6.1De rechtbank stelt vast dat op zowel de griffierechtnota als de betalingsherinnering onder "Kenmerk van uw zaak” het zaaknummer van het ingestelde beroep in de zaak (ROT 22/01335) en de naam van opposante en verweerder staan. Onder “Uw kenmerk” staat daarnaast vermeld: Koningshoek 93049, M.
Verder is vermeld dat beroep is ingesteld bij de rechtbank Rotterdam, dat het griffierecht in deze zaak € 365,- bedraagt en dat dit uiterlijk binnen vier weken na de datum op die nota moet zijn bijgeschreven op het daarbij vermelde rekeningnummer. Hiermee staat er voldoende informatie op de nota om te weten om welke zaak het gaat en wat er van (de gemachtigde van) opposante verwacht wordt.
Bovendien staat in de brief van de rechtbank van 3 juni 2022, waarin (de gemachtigde van) oppostante erop wordt gewezen dat het griffierecht slechts deels is betaald als onderwerp:
“het beroep van [opposante]”En verder:
Ons kenmerk: zaaknummer ROT 22 / 1335 PREGW GVZ
Uw kenmerk: Koningshoek 93049, Maassluis”
Ook hiermee is meer dan voldoende duidelijk om welke zaak het gaat en dat daarin nog niet het volledige bedrag van € 365,- aan griffierecht is betaald.
7. Verder wijst de gemachtigde van opposante er op dat hij de betaling van € 50,- aan griffierecht niet heeft terug gekregen. De rechtbank zal daarom het Landelijk Dienstencentrum Rechtspraak de opdracht heeft gegeven om dit bedrag terug te storten. Dit doet echter niet af aan het feit dat het beroep terecht niet-ontvankelijk is verklaard, aangezien opposante niet het volledige griffierecht heeft betaald.

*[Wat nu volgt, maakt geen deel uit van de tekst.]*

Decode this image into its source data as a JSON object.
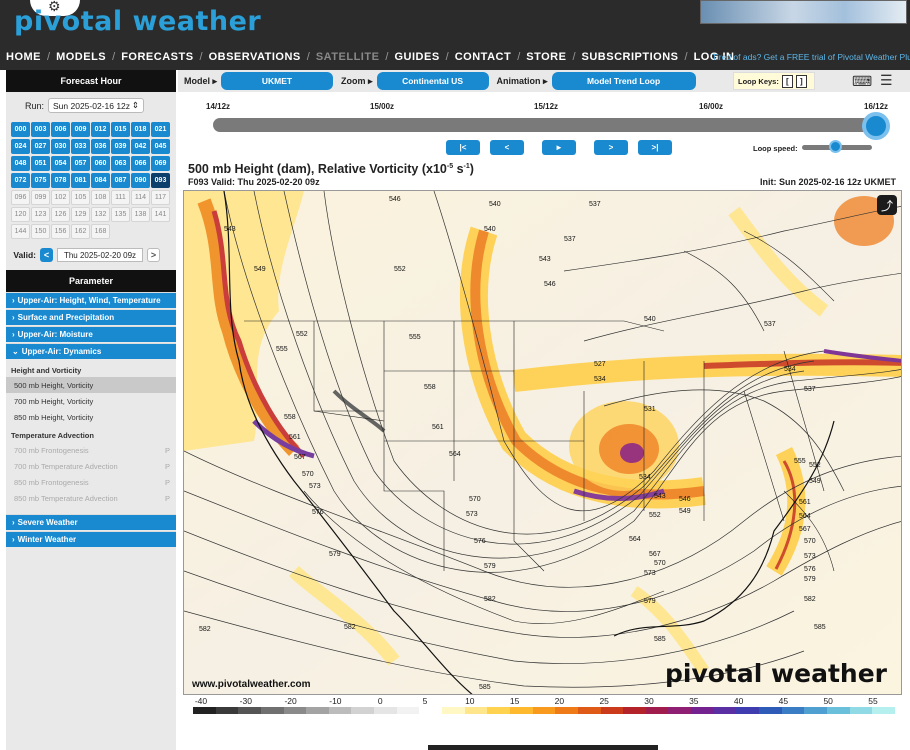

8. De gemachtigde van opposante heeft voorts verzocht om immateriële schadevergoeding omdat de procedure onredelijk lang heeft geduurd.
9. In verzetzaken waarin het beroep niet-ontvankelijk is verklaard, hoeft de rechtbank alleen op een verzoek om immateriële schadevergoeding wegens overschrijding van de redelijke termijn te beslissen als op het moment van de uitspraak op het verzet anderhalf jaar is verstreken sinds de indiening van het beroep. Dat is in deze zaak het geval. De rechtbank dient daarom te beslissen op het verzoek om vergoeding van immateriële schade.
10. De rechtbank constateert dat de redelijke termijn met ongeveer 13 maanden is overschreden, zodat opposante in beginsel recht heeft op schadevergoeding. Opposante heeft in deze procedure echter geen spanning en frustratie ondervonden, omdat in de zaak geen enkel financieel belang op het spel staat. Opposante heeft namelijk de betaalde aanslag precariobelasting in het geheel vergoed gekregen uit het Corona noodfonds. Zoals in de uitspraak op bezwaar vermeld, heeft het college van Burgemeester en Wethouders van Maasluis daar op 1 februari 2022 toe besloten, waarna het door opposante betaalde bedrag geheel is vergoed.
Bovendien is in deze zaak is niet duidelijk geworden dat opposante Bartels heeft gemachtigd om beroep in te stellen. De door Bartels overgelegde machtiging ziet op
“WOZ/OZB/Waterschapslasten/Zuiveringsheffing/BIZ C.A.”en dus niet op precariobelasting. De toegevoegde afkorting C.A. ziet naar de rechtbank begrijpt op “Cum annexis”, wat erbij hoort. Precariobelasting wordt echter onafhankelijk van een WOZ-waarde vastgesteld en is dan ook niet iets wat bij de opsomming daarvoor hoort.
Gelet op deze machtiging blijkt het onduidelijk of opposante beroep wenste in te stellen en een procedure wilde starten. Dan kan ook niet worden vastgesteld dat opposante immateriële schade heeft geleden in de vorm van spanning en frustratie als gevolg van deze procedure.
11. Gelet op het voorgaande wijst de rechtbank het verzoek tot schadevergoeding af.
12. Voor een proceskostenvergoeding bestaat geen aanleiding.